Dans sa série réalisée par camera obscura, il joue alors avec la notion de temps, en utilisant des poses si longues que la vie passe sans que la pellicule puisse la capter. Il le fait à la manière du photographe japonais, Hiroshi Sugimoto qui photographie des salles de cinéma également en longue pose, où le film projeté et les spectateurs sont absents de l’image finale, une salle vide éclairée par un écran blanc. Tel un magicien Abelardo utilise des astuces pour faire apparaître des visions inédites d’un univers quotidien.

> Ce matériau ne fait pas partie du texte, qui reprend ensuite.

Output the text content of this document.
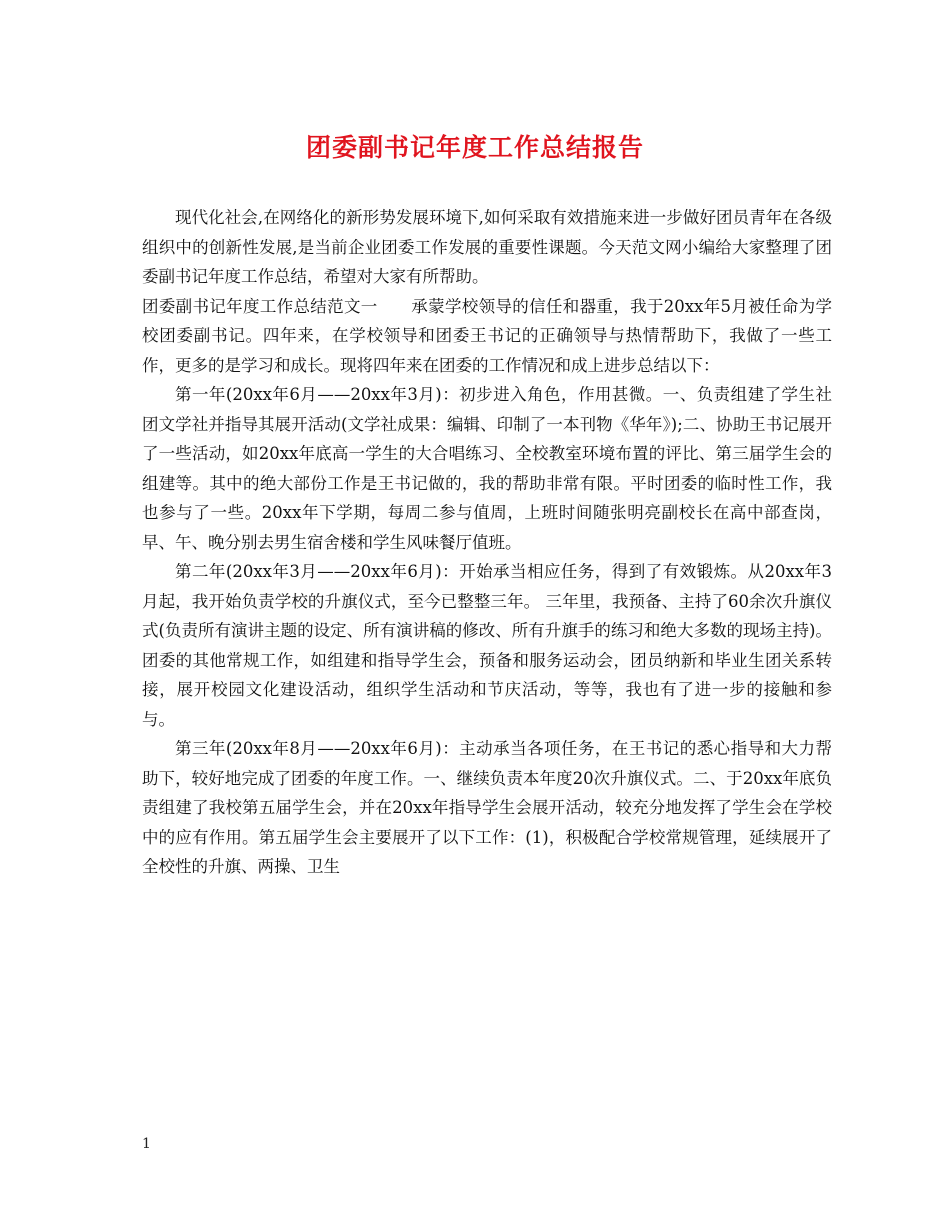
团委副书记年度工作总结报告

现代化社会,在网络化的新形势发展环境下,如何采取有效措施来进一步做好团员青年在各级组织中的创新性发展,是当前企业团委工作发展的重要性课题。今天范文网小编给大家整理了团委副书记年度工作总结，希望对大家有所帮助。

团委副书记年度工作总结范文一　　承蒙学校领导的信任和器重，我于20xx年5月被任命为学校团委副书记。四年来，在学校领导和团委王书记的正确领导与热情帮助下，我做了一些工作，更多的是学习和成长。现将四年来在团委的工作情况和成上进步总结以下：

第一年(20xx年6月——20xx年3月)：初步进入角色，作用甚微。一、负责组建了学生社团文学社并指导其展开活动(文学社成果：编辑、印制了一本刊物《华年》);二、协助王书记展开了一些活动，如20xx年底高一学生的大合唱练习、全校教室环境布置的评比、第三届学生会的组建等。其中的绝大部份工作是王书记做的，我的帮助非常有限。平时团委的临时性工作，我也参与了一些。20xx年下学期，每周二参与值周，上班时间随张明亮副校长在高中部查岗，早、午、晚分别去男生宿舍楼和学生风味餐厅值班。

第二年(20xx年3月——20xx年6月)：开始承当相应任务，得到了有效锻炼。从20xx年3月起，我开始负责学校的升旗仪式，至今已整整三年。 三年里，我预备、主持了60余次升旗仪式(负责所有演讲主题的设定、所有演讲稿的修改、所有升旗手的练习和绝大多数的现场主持)。团委的其他常规工作，如组建和指导学生会，预备和服务运动会，团员纳新和毕业生团关系转接，展开校园文化建设活动，组织学生活动和节庆活动，等等，我也有了进一步的接触和参与。

第三年(20xx年8月——20xx年6月)：主动承当各项任务，在王书记的悉心指导和大力帮助下，较好地完成了团委的年度工作。一、继续负责本年度20次升旗仪式。二、于20xx年底负责组建了我校第五届学生会，并在20xx年指导学生会展开活动，较充分地发挥了学生会在学校中的应有作用。第五届学生会主要展开了以下工作：(1)，积极配合学校常规管理，延续展开了全校性的升旗、两操、卫生

1
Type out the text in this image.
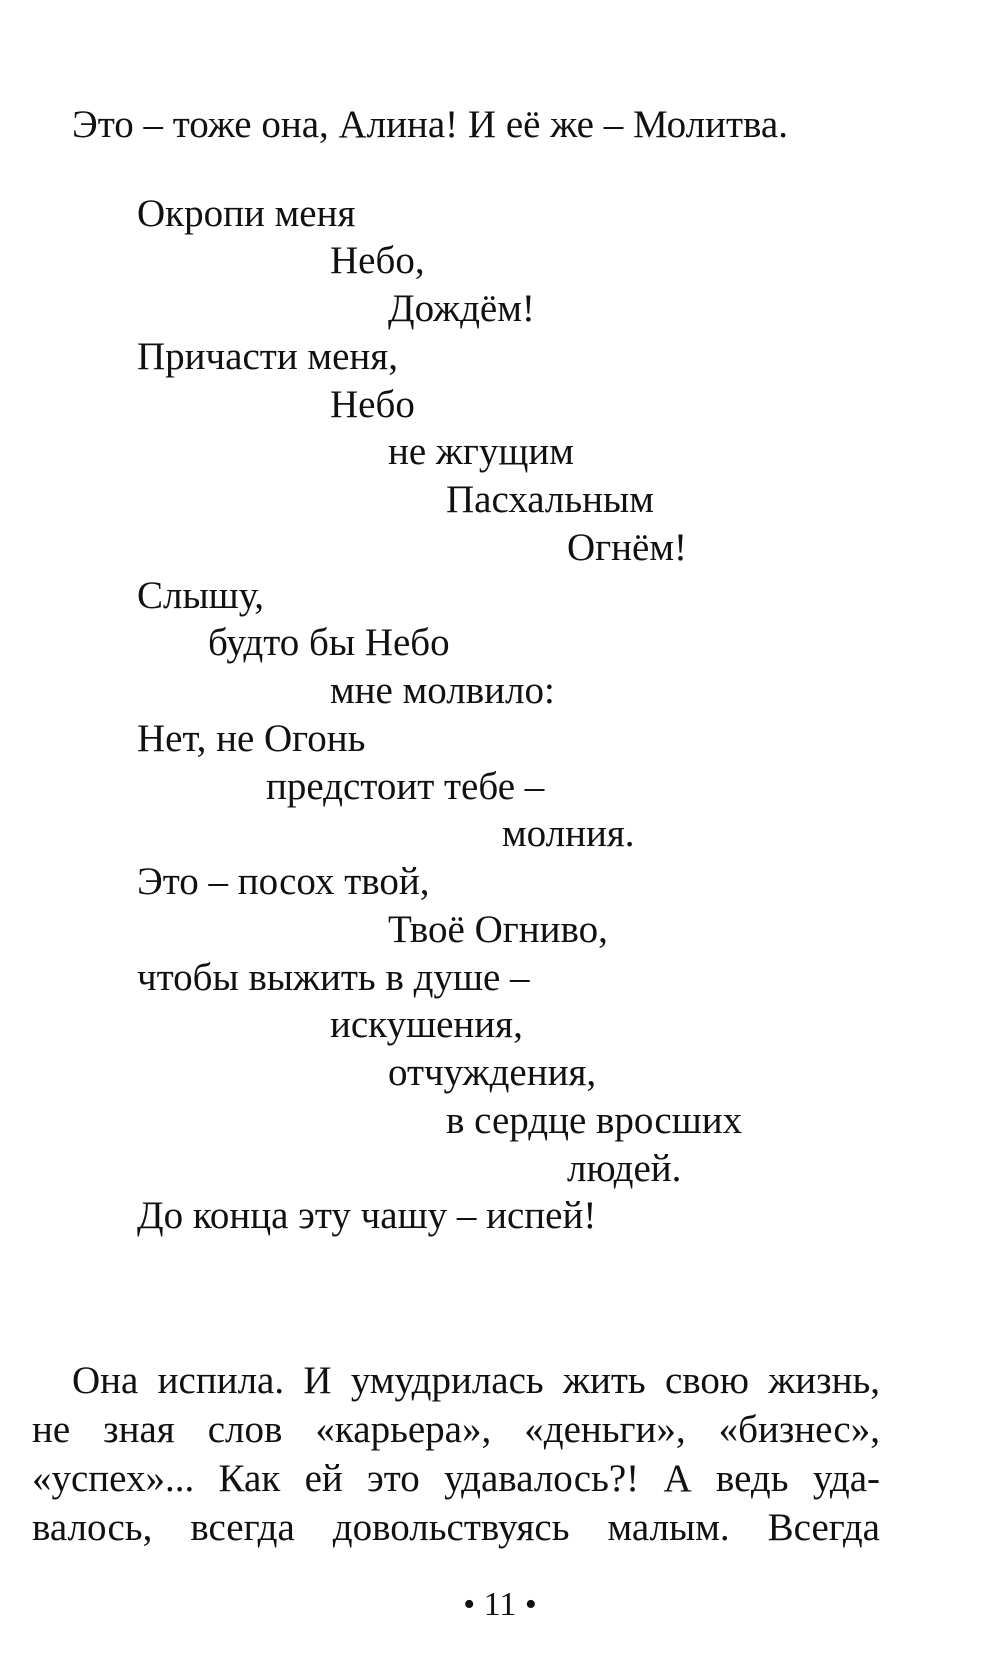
Это – тоже она, Алина! И её же – Молитва.

Окропи меня

Небо,

Дождём!

Причасти меня,

Небо

не жгущим

Пасхальным

Огнём!

Слышу,

будто бы Небо

мне молвило:

Нет, не Огонь

предстоит тебе –

молния.

Это – посох твой,

Твоё Огниво,

чтобы выжить в душе –

искушения,

отчуждения,

в сердце вросших

людей.

До конца эту чашу – испей!

Она испила. И умудрилась жить свою жизнь,
не зная слов «карьера», «деньги», «бизнес»,
«успех»... Как ей это удавалось?! А ведь уда-
валось, всегда довольствуясь малым. Всегда

• 11 •
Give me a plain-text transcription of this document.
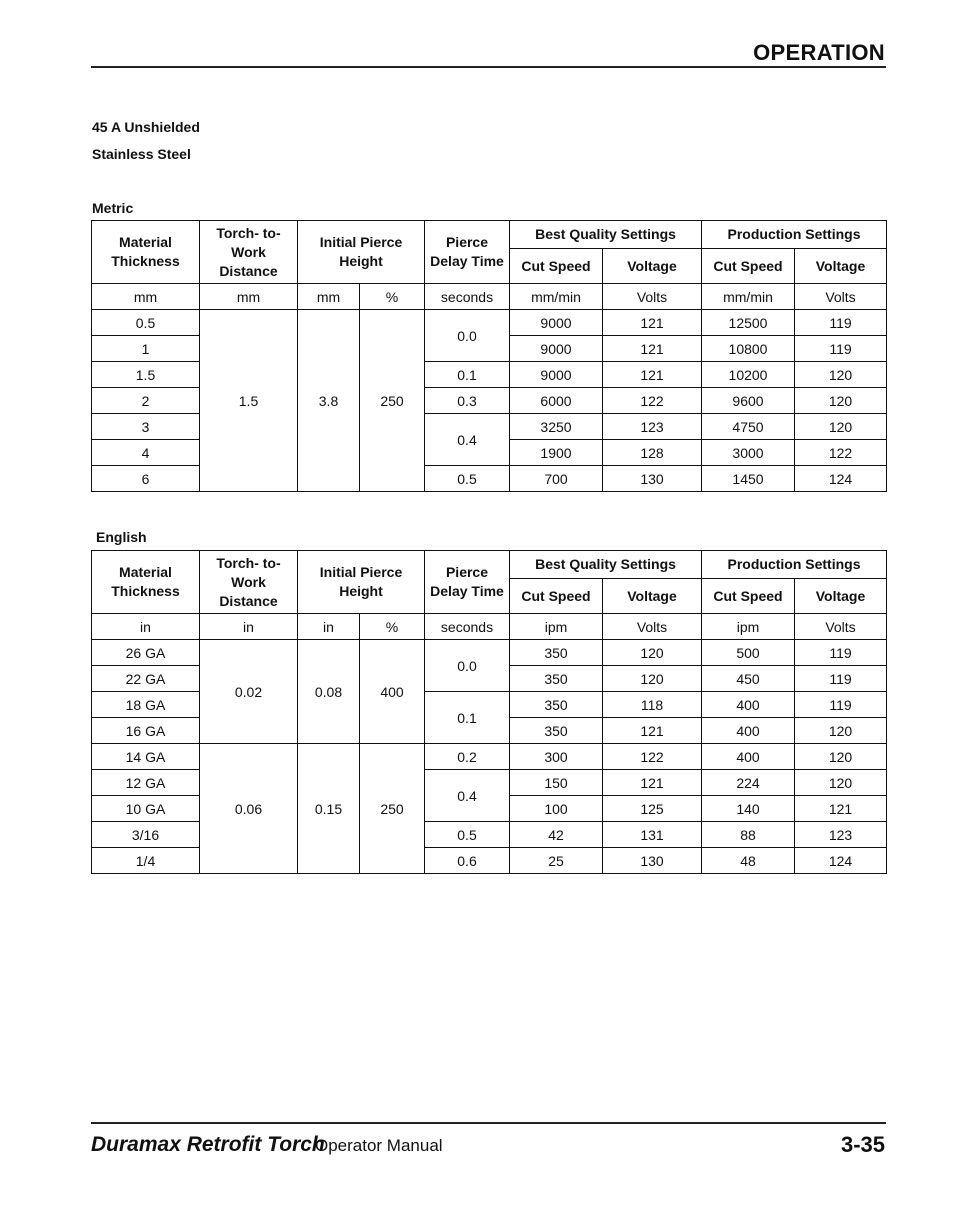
OPERATION
45 A Unshielded
Stainless Steel
Metric
Material Thickness	Torch- to-Work Distance	Initial Pierce Height		Pierce Delay Time	Best Quality Settings		Production Settings	
					Cut Speed	Voltage	Cut Speed	Voltage
mm	mm	mm	%	seconds	mm/min	Volts	mm/min	Volts
0.5	1.5	3.8	250	0.0	9000	121	12500	119
1					9000	121	10800	119
1.5				0.1	9000	121	10200	120
2				0.3	6000	122	9600	120
3				0.4	3250	123	4750	120
4					1900	128	3000	122
6				0.5	700	130	1450	124
English
Material Thickness	Torch- to-Work Distance	Initial Pierce Height		Pierce Delay Time	Best Quality Settings		Production Settings	
					Cut Speed	Voltage	Cut Speed	Voltage
in	in	in	%	seconds	ipm	Volts	ipm	Volts
26 GA	0.02	0.08	400	0.0	350	120	500	119
22 GA					350	120	450	119
18 GA				0.1	350	118	400	119
16 GA					350	121	400	120
14 GA	0.06	0.15	250	0.2	300	122	400	120
12 GA				0.4	150	121	224	120
10 GA					100	125	140	121
3/16				0.5	42	131	88	123
1/4				0.6	25	130	48	124
Duramax Retrofit Torch
Operator Manual	3-35
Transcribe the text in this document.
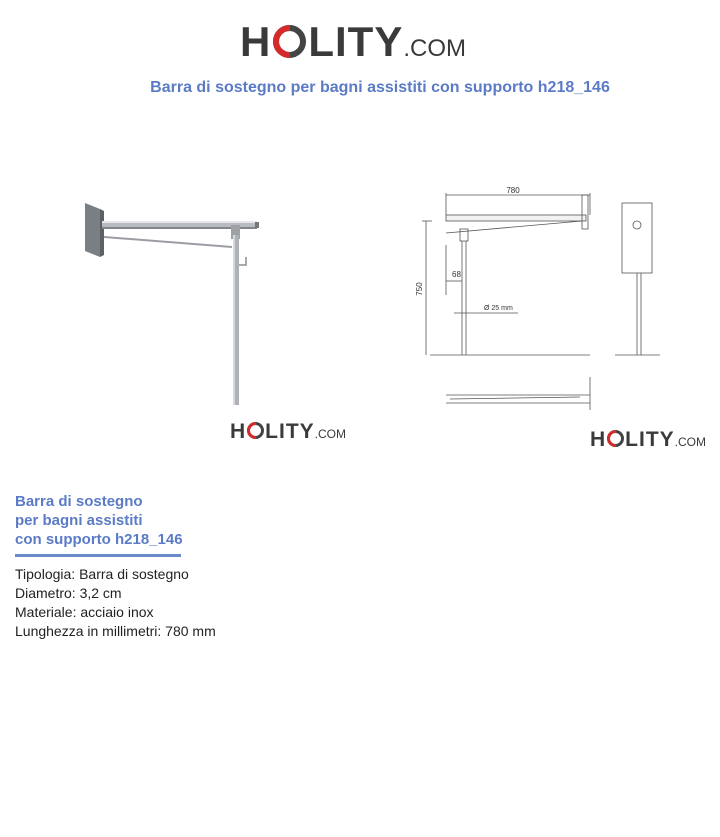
H LITY .COM
Barra di sostegno per bagni assistiti con supporto h218_146
H LITY .COM
780
750
68
Ø 25 mm
H LITY .COM
Barra di sostegno
per bagni assistiti
con supporto h218_146
Tipologia: Barra di sostegno
Diametro: 3,2 cm
Materiale: acciaio inox
Lunghezza in millimetri: 780 mm
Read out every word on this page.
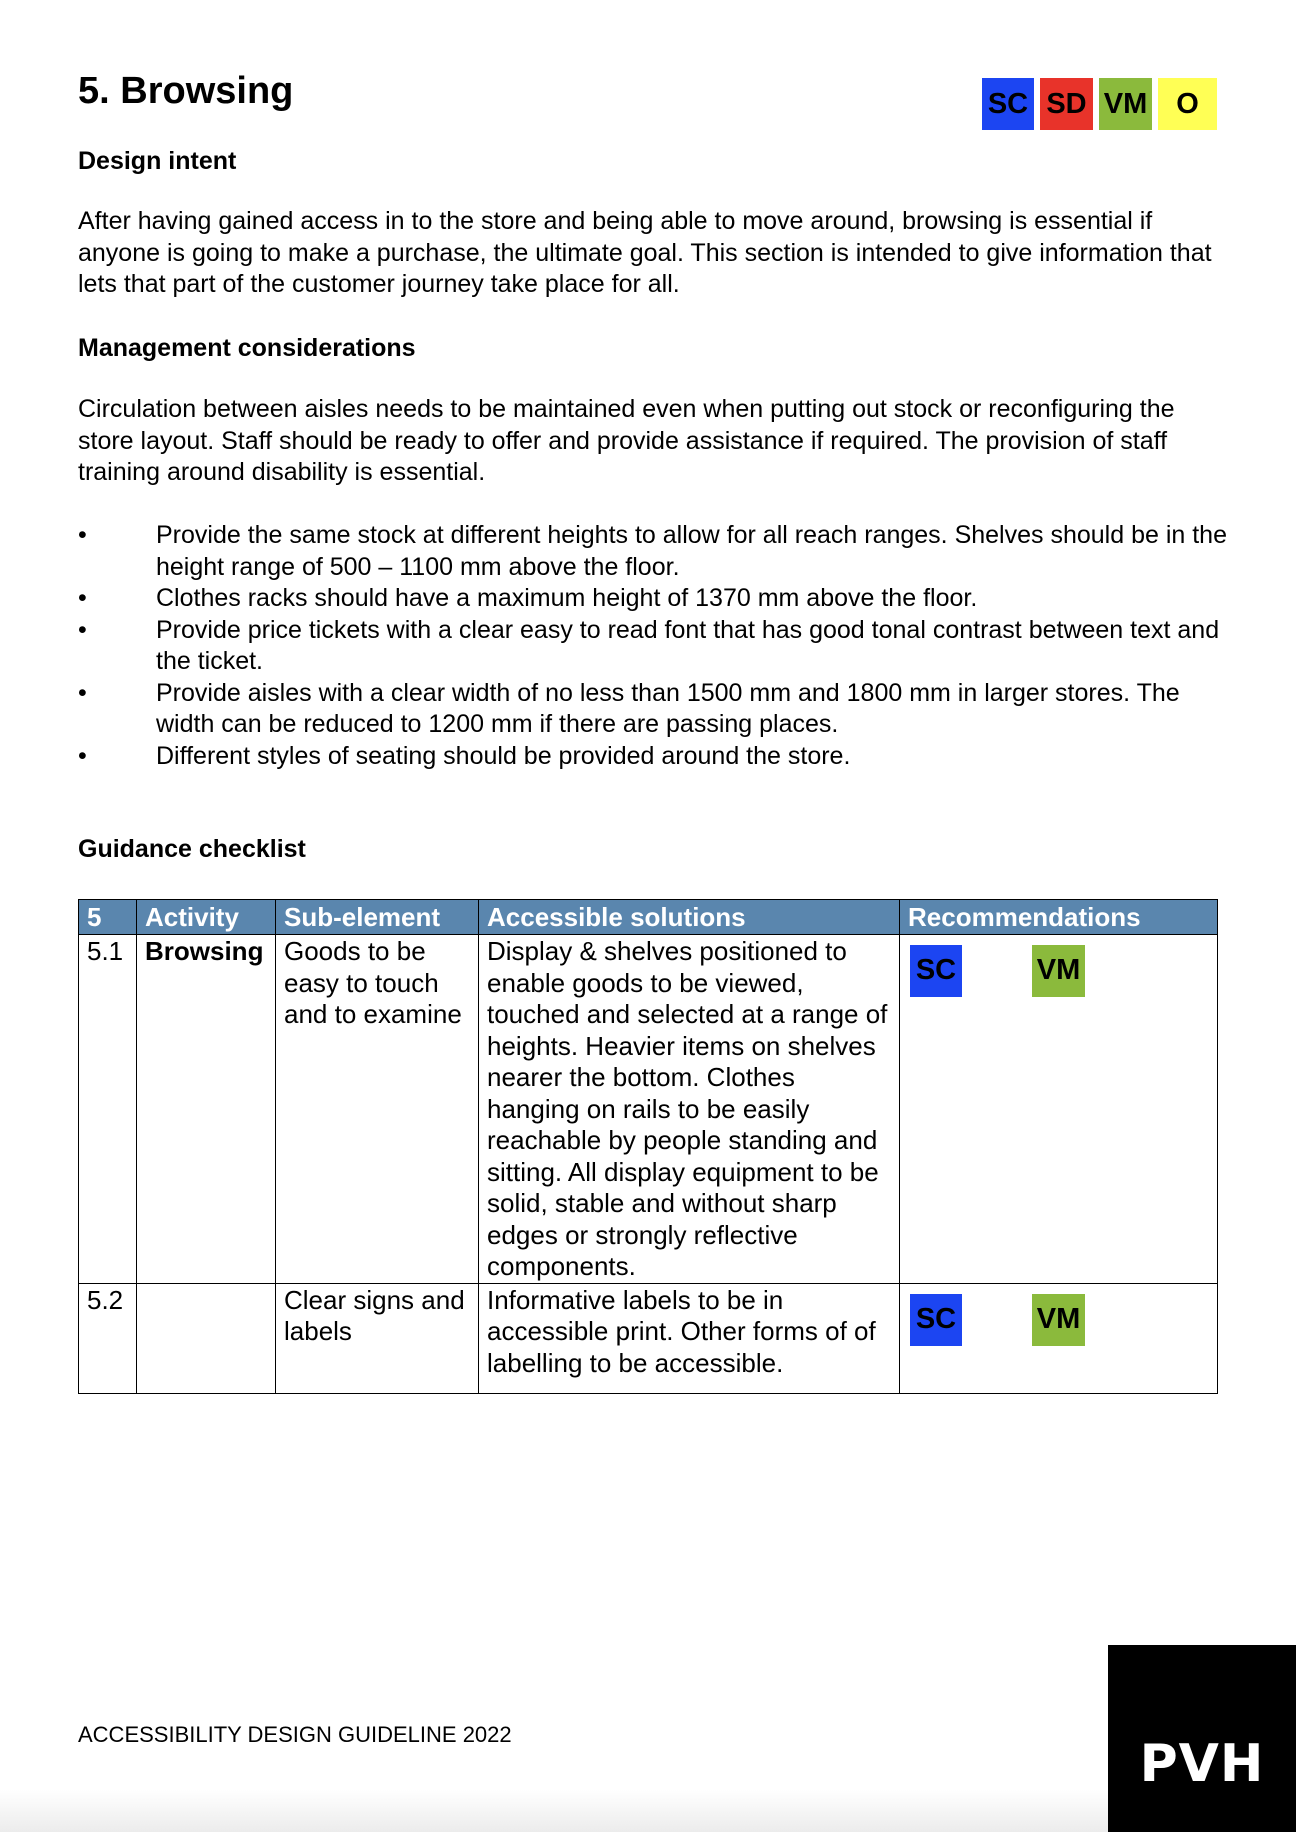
5. Browsing	SC SD VM O
Design intent

After having gained access in to the store and being able to move around, browsing is essential if anyone is going to make a purchase, the ultimate goal. This section is intended to give information that lets that part of the customer journey take place for all.

Management considerations

Circulation between aisles needs to be maintained even when putting out stock or reconfiguring the store layout. Staff should be ready to offer and provide assistance if required. The provision of staff training around disability is essential.

•	Provide the same stock at different heights to allow for all reach ranges. Shelves should be in the height range of 500 – 1100 mm above the floor.
•	Clothes racks should have a maximum height of 1370 mm above the floor.
•	Provide price tickets with a clear easy to read font that has good tonal contrast between text and the ticket.
•	Provide aisles with a clear width of no less than 1500 mm and 1800 mm in larger stores. The width can be reduced to 1200 mm if there are passing places.
•	Different styles of seating should be provided around the store.
Guidance checklist
5	Activity	Sub-element	Accessible solutions	Recommendations
5.1	Browsing	Goods to be easy to touch and to examine	Display & shelves positioned to enable goods to be viewed, touched and selected at a range of heights. Heavier items on shelves nearer the bottom. Clothes hanging on rails to be easily reachable by people standing and sitting. All display equipment to be solid, stable and without sharp edges or strongly reflective components.	SC VM

5.2		Clear signs and labels	Informative labels to be in accessible print. Other forms of of labelling to be accessible.	SC VM
ACCESSIBILITY DESIGN GUIDELINE 2022	PVH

Dans ses images, une introspection le pousse à faire des photos simples avec une recherche esthétique constante, quand il pose son regard sur des objets anodins, il s’évertue avec succès à leur donner une dimension poétique et originale. Pour y parvenir, il joue avec la lumière et l’imaginaire, il est capable de créer une ombre qui pourrait être celle d’un pieu. Son regard, reflet de son univers intérieur, convie le spectateur à un spectacle visuel totalement nouveau, la réalité matérielle la plus simple devient par le truchement de son art une vision mystérieuse et onirique, étrange et surprenante.

« Les photographies de Morell traduisent les mille et une façons dont nos yeux et notre cerveau absorbent images, récits et mots. »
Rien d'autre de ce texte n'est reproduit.